3 We express this with all the difficulties and rigidity of the language. Let us take, in order to make ourselves understood, the current example of Palestine, bearing in mind that reality is always more complex. The war against “its” own bourgeoisie assumes a confrontation against the army of Israel insofar as the proletariat has to deal with an “army of occupation”, which assumes the function of its own bourgeoisie, of “its” direct repression, of “its” State. But, at the same time, in other places or moments, this struggle against “its” own bourgeoisie is articulated against Hamas or the PNA when these forces want to use it as cannon fodder in the inter-bourgeois war against the State of Israel, or simply when they assume their functions for the management of its exploitation. To deny the first defeatist practice on the basis of the existence of the second case, or vice versa, affirming in each case that a bourgeois faction is favored, supposes abandoning revolutionary defeatism and supporting, even if implicitly, one of the camps of the [class] enemy.

4 We can apply this observation to the proletarian “resistance” (without capital letter) during the period 1939-45, for example, against the German occupying army (or Italian as in Greece, in Albania), whether in France, Serbia, Greece, Russia. A question that is resolved in two jumps: it would only be a clash between two bourgeois camps, which is above all an insult to all the proletarians who refused to be controlled, exploited and massacred by these armies of occupation and the local bourgeoisie, very zealous in its solidarity with this army of repression. Here too, leftist sects of all kinds are incapable of seeing the real proletariat and its struggle, in these terrible conditions, after the gigantic massacre and repression of the years 1917-23, for it did not develop according to the classical pattern of “proletarian struggle” and “revolutionary defeatism” which dominates their brains and which they have shoehorned into future generations as an immovable dogma. Once again, they build reality on the basis of the final framing that the bourgeoisie managed to impose, reducing the events to a single mush: in France, for example, the Resistance with a capital R, controlled and institutionalized by the French State through the PCF and the FFL, as if there had been no… proletarian resistance!
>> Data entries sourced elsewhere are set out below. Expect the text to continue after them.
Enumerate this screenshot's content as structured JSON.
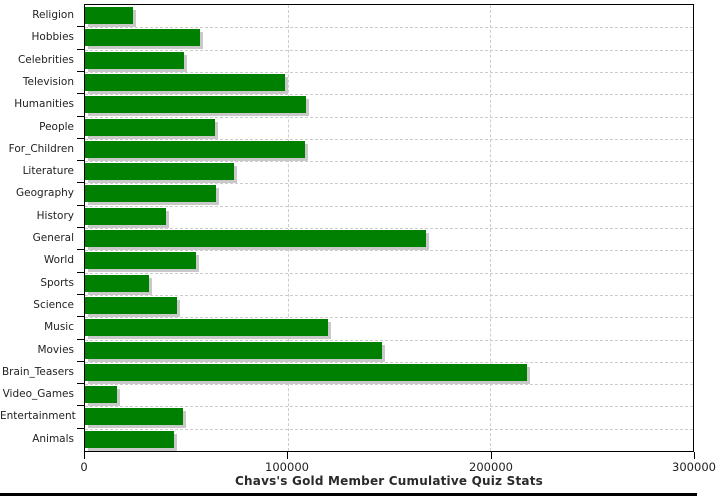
{
  "chart_data": {
    "type": "bar",
    "orientation": "horizontal",
    "title": "Chavs's Gold Member Cumulative Quiz Stats",
    "categories": [
      "Religion",
      "Hobbies",
      "Celebrities",
      "Television",
      "Humanities",
      "People",
      "For_Children",
      "Literature",
      "Geography",
      "History",
      "General",
      "World",
      "Sports",
      "Science",
      "Music",
      "Movies",
      "Brain_Teasers",
      "Video_Games",
      "Entertainment",
      "Animals"
    ],
    "values": [
      23500,
      56500,
      49000,
      98500,
      109000,
      64000,
      108500,
      73500,
      64500,
      40000,
      168500,
      55000,
      31500,
      45500,
      120000,
      146500,
      218000,
      16000,
      48500,
      44000
    ],
    "xlim": [
      0,
      300000
    ],
    "xticks": [
      0,
      100000,
      200000,
      300000
    ],
    "xtick_labels": [
      "0",
      "100000",
      "200000",
      "300000"
    ],
    "grid": "dashed, at every 100000 vertically and every category boundary horizontally",
    "legend": "none",
    "colors": {
      "bar": "#008000",
      "bar_shadow": "#c9c9c9",
      "grid": "#cccccc",
      "axis": "#000000",
      "title_text": "#2a2a2a",
      "label_text": "#222222",
      "background": "#ffffff"
    }
  }
}
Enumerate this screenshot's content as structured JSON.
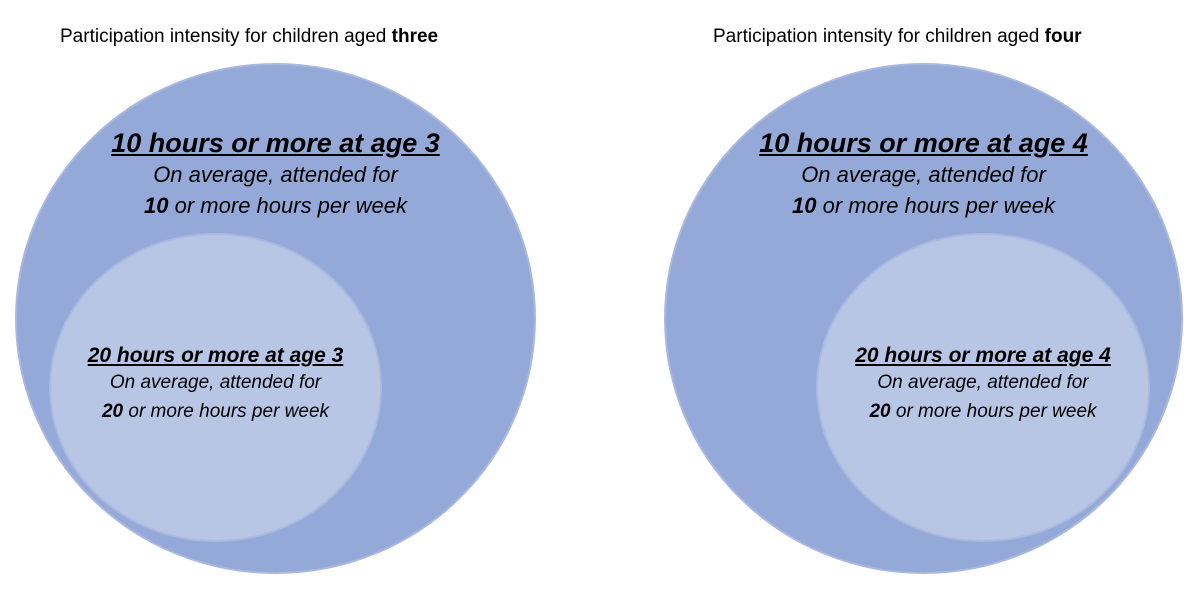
{
  "panels": [
    {
      "title_prefix": "Participation intensity for children aged ",
      "title_bold": "three",
      "outer": {
        "heading": "10 hours or more at age 3",
        "line1": "On average, attended for",
        "line2_num": "10",
        "line2_rest": " or more hours per week"
      },
      "inner": {
        "heading": "20 hours or more at age 3",
        "line1": "On average, attended for",
        "line2_num": "20",
        "line2_rest": " or more hours per week"
      }
    },
    {
      "title_prefix": "Participation intensity for children aged ",
      "title_bold": "four",
      "outer": {
        "heading": "10 hours or more at age 4",
        "line1": "On average, attended for",
        "line2_num": "10",
        "line2_rest": " or more hours per week"
      },
      "inner": {
        "heading": "20 hours or more at age 4",
        "line1": "On average, attended for",
        "line2_num": "20",
        "line2_rest": " or more hours per week"
      }
    }
  ],
  "colors": {
    "outer_fill": "#95a9d9",
    "inner_fill": "#b8c6e5"
  }
}
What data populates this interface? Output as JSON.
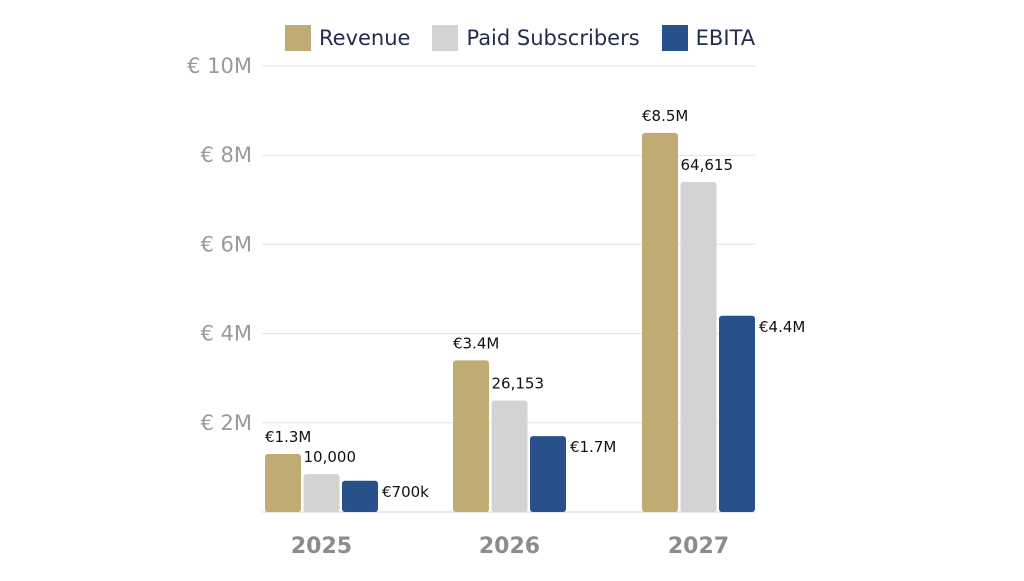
{
  "chart_data": {
    "type": "bar",
    "categories": [
      "2025",
      "2026",
      "2027"
    ],
    "series": [
      {
        "name": "Revenue",
        "color": "#c0ab75",
        "values": [
          1.3,
          3.4,
          8.5
        ],
        "labels": [
          "€1.3M",
          "€3.4M",
          "€8.5M"
        ]
      },
      {
        "name": "Paid Subscribers",
        "color": "#d3d3d3",
        "values": [
          0.85,
          2.5,
          7.4
        ],
        "labels": [
          "10,000",
          "26,153",
          "64,615"
        ]
      },
      {
        "name": "EBITA",
        "color": "#28508a",
        "values": [
          0.7,
          1.7,
          4.4
        ],
        "labels": [
          "€700k",
          "€1.7M",
          "€4.4M"
        ]
      }
    ],
    "yticks": [
      {
        "value": 2,
        "label": "€ 2M"
      },
      {
        "value": 4,
        "label": "€ 4M"
      },
      {
        "value": 6,
        "label": "€ 6M"
      },
      {
        "value": 8,
        "label": "€ 8M"
      },
      {
        "value": 10,
        "label": "€ 10M"
      }
    ],
    "ylim": [
      0,
      10
    ],
    "grid": true,
    "legend_position": "top"
  }
}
5 Even militants like Ngo Van, who have left us invaluable materials on the activity of our class in that “periphery” – let’s just mention “Revolution and counterrevolution under colonial rule” or “In the country of the cracked bell” – also reproduce the social-democratic vision that looks for the proletariat in the industrial concentrations. This explains why in the review Informations et Correspondances Ouvrières (ICO), in which he actively participated since its foundation, the articles he wrote refer to the workers’ strikes in the cities, particularly in Saigon, in 1964 and 1970, limiting themselves to “workers’” events.

6 Some try to combine a level of abstraction, where only concepts that become autonomous and detached from the reality come into play, with a more precise analysis of the ongoing conflicts, where the proletariat is removed (since “everything is capital”) and has to be “reinjected” in a pure form, as they would like to see it, which is easier and does not require looking for it where it is, i.e. fighting and confronting “its” own bourgeoisie. This way, they avoid having to confront their comfortable ideology with the dynamic and contradictory reality.

7 Capitalist peace and war are but two moments of the permanent war waged by the bourgeoisie against the proletariat.

8 We must note that, obviously, this defeatism was determined by the wave of international struggles of the 60s and 70s, and this type of recruitment only helped these struggles to explode within the army.